Write again to the head of customer services at the seller and make clear that you are perfectly willing to take this matter to the small claims court and make others aware of their failure to give you your money back.
I would write to your card company at the same time. Be as tough as you can. You are not legally obliged to pay for damaged goods.
Q) IN November I took out a one-trip holiday insurance policy for a cruise that we were due to go on in February. The policy cost £75.99 and covered the cruise only.
But the cruise line cancelled the trip and refunded the cost.
I phoned the insurance company to ask it to cancel the policy and refund me the £75.99 I had paid. But it said as I had passed the 14-day cooling-off period, I was not entitled to a refund. Is this right?
A) I’m afraid it’s highly unlikely you’ll be entitled to a refund. Have another look at the terms and conditions of the policy.
While most policies (like yours) give customers a 14-day free cancellation option (or cooling-off period), after that two weeks they don’t give you the legal right to cancel and obtain a refund unless, for example, there has been some element of fraud, which is certainly not the case here.
Mel Hunter, reader’s champion
Un-Thai my ticket tangle
Q) IN March 2020, I had British Airways flights from Thailand to Edinburgh cancelled. I had to book another flight, getting home the day the lockdown was imposed, which cost me more than £300.
After much to-ing and fro-ing between the agent and BA, I am no further forward with my request for a refund.
A) You’d been waiting an awfully long time to get your refund. BA confirmed to me that you should be due your money back, but as you booked through a third party, Travel Up, I needed to track it through it.
So I contacted the online agent. It held its hands up, admitting the refund should have already happened, and promised to put things right within days.
It took another three weeks, and a few more prods from me, until it finally put £177 into your bank account. However, you felt this fell short of the amount this return leg of the flight would have cost you.

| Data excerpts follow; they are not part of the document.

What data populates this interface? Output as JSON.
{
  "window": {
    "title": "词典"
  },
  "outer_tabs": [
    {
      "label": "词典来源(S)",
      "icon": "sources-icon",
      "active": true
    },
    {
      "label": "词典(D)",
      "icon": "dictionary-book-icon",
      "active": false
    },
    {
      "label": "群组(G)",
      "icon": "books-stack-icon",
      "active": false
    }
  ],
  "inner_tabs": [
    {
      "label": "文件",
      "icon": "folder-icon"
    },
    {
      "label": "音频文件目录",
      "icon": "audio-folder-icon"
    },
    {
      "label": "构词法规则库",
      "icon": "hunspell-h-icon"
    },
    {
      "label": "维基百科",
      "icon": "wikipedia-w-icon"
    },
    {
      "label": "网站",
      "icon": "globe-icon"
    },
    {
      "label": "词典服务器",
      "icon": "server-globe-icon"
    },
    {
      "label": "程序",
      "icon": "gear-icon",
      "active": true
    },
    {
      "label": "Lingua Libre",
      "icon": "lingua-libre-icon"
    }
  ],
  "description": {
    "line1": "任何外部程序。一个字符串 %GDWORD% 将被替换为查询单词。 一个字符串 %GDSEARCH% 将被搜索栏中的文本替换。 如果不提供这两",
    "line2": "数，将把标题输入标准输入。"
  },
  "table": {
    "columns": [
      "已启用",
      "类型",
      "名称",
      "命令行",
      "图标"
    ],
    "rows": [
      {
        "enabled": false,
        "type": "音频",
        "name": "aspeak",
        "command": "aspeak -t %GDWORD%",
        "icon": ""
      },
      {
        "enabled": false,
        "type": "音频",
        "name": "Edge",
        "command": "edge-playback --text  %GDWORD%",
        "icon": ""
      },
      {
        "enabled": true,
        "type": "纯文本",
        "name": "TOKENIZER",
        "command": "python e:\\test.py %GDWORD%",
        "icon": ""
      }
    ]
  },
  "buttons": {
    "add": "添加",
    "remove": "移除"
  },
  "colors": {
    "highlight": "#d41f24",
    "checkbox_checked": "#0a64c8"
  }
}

Chasing this up, Travel Up told me it had taken a £50 admin fee – which was pretty rich, I responded, considering you’d waited more than 18 months to get your money back.
Eventually another £50 landed in your account, as a goodwill gesture.

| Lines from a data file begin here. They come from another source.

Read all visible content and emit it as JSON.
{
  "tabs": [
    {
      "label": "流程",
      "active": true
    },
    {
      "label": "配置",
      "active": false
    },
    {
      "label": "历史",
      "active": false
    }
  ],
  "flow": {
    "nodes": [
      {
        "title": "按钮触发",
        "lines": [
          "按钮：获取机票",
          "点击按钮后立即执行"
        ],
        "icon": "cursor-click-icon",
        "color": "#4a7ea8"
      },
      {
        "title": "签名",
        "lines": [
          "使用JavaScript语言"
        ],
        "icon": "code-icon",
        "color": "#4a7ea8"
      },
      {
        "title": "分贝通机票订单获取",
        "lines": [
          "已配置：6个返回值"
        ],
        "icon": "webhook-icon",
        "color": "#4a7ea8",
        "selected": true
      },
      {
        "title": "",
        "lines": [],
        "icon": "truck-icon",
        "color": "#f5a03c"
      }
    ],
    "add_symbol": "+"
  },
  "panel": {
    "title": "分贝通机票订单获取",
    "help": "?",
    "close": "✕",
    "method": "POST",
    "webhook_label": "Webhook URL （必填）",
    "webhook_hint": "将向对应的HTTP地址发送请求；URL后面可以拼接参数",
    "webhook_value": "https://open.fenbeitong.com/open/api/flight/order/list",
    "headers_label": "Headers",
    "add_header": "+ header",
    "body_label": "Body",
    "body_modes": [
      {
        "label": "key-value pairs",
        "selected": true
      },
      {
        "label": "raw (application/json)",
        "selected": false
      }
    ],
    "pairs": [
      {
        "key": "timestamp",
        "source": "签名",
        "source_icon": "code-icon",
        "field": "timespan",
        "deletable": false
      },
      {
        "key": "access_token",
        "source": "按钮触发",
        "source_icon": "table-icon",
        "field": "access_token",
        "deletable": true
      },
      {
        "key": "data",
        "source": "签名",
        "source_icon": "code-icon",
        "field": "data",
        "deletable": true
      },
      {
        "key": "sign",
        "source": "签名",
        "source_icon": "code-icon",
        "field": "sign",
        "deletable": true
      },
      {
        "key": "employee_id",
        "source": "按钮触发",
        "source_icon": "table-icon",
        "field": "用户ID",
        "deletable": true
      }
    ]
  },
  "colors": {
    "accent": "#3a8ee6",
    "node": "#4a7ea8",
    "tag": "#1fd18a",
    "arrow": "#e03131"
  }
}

Right from the start, I believe BA had a duty to get you home but it was confusing times, and with no contact initially from BA or Travel Up, you had to take matters into your own hands.
Nearly two years on, I’m glad to have helped bring things to a close.
Q) I PAID for a fridge freezer from Currys with estimated delivery a few weeks later. It arrived a week late and was damaged, so I told the driver I would expect a replacement.
I was told it would be delivered in another seven days, but on that occasion the driver said it was damaged again and he’d arrange yet another delivery.
The store told me it would arrive the next day. It didn’t. When I finally got it two days later, it was again damaged. I told the driver I wouldn’t accept it.
She offered 15 per cent off but I refused, as I wanted the undamaged goods I had paid for.
The store made contact with the Currys head office, but five weeks later, I have heard nothing.
A) I always urge readers not to settle for less than they have paid for.
Currys told me it actually offered ten per cent off your appliance – the third damaged one it tried to deliver.
The retailer agreed you had rejected this and that it had then not come back to you. Currys apologised, offering £100, made up of a 20 per cent discount and a gesture of goodwill, for you to keep the appliance. You accepted.
A spokesperson told me: “We are very sorry for the issues Mr Barber faced and for the lack of communication.”